ESC moved on to VP Barton’s planned discussion topic, which concerned the fact that every few years there’s some catastrophe which forces students to leave their dorms at unpleasant times. Most recently, of course, this occurred with the Ruggles fire. In Barton’s view, Res Life was very patronizing to displaced students, with a paucity of information distributed to both Ruggles residents and to the wider Columbia community. Caution tape was placed at the entrance to Ruggles, for example, and any student who attempted to enter—simply to ask the assembled staff for more information—was yelled at. After being directed to the Hartley Hospitality Desk, he was asked—at 3:00 AM when no statement had been released to the student body—”don’t you have any friends [who can host you]?” He ended up sleeping in the Broadway Sky Lounge.
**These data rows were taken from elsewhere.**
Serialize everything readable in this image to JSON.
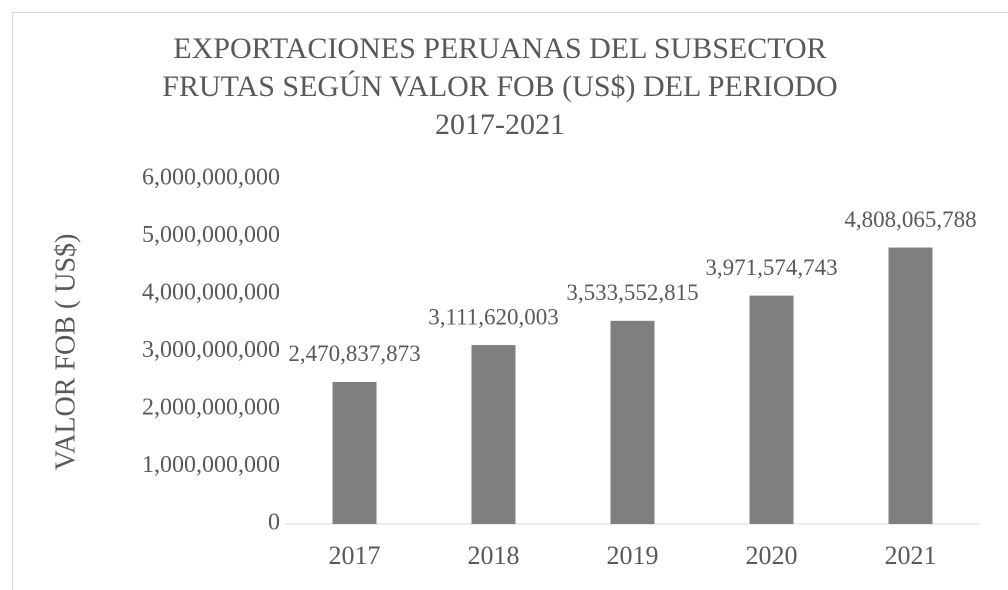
{
  "chart_data": {
    "type": "bar",
    "title": "EXPORTACIONES PERUANAS DEL SUBSECTOR FRUTAS SEGÚN VALOR FOB (US$) DEL PERIODO 2017-2021",
    "y_label": "VALOR FOB ( US$)",
    "categories": [
      "2017",
      "2018",
      "2019",
      "2020",
      "2021"
    ],
    "values": [
      2470837873,
      3111620003,
      3533552815,
      3971574743,
      4808065788
    ],
    "value_labels": [
      "2,470,837,873",
      "3,111,620,003",
      "3,533,552,815",
      "3,971,574,743",
      "4,808,065,788"
    ],
    "color": "#7f7f7f",
    "ylim": [
      0,
      6000000000
    ],
    "yticks": [
      0,
      {
        "value": 1000000000,
        "label": "1,000,000,000"
      },
      {
        "value": 2000000000,
        "label": "2,000,000,000"
      },
      {
        "value": 3000000000,
        "label": "3,000,000,000"
      },
      {
        "value": 4000000000,
        "label": "4,000,000,000"
      },
      {
        "value": 5000000000,
        "label": "5,000,000,000"
      },
      {
        "value": 6000000000,
        "label": "6,000,000,000"
      }
    ],
    "grid": false
  }
}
Various council members noted that there should be a university-wide email updating the student body, as well as a general statement concerning the fact that there are currently homeless students. President Liu specifically mentioned the option on the Housing Contract which asks if you would house a displaced resident in an emergency. Perhaps the university should reach out to these students in an informational manner in such a sudden nighttime emergency. Other ideas included utilizing the emergency alert system managed by Public Safety, which notifies students via text if there are nearby emergencies, as well as having an emergency coat closet of some sort for students who evacuate without grabbing outerwear.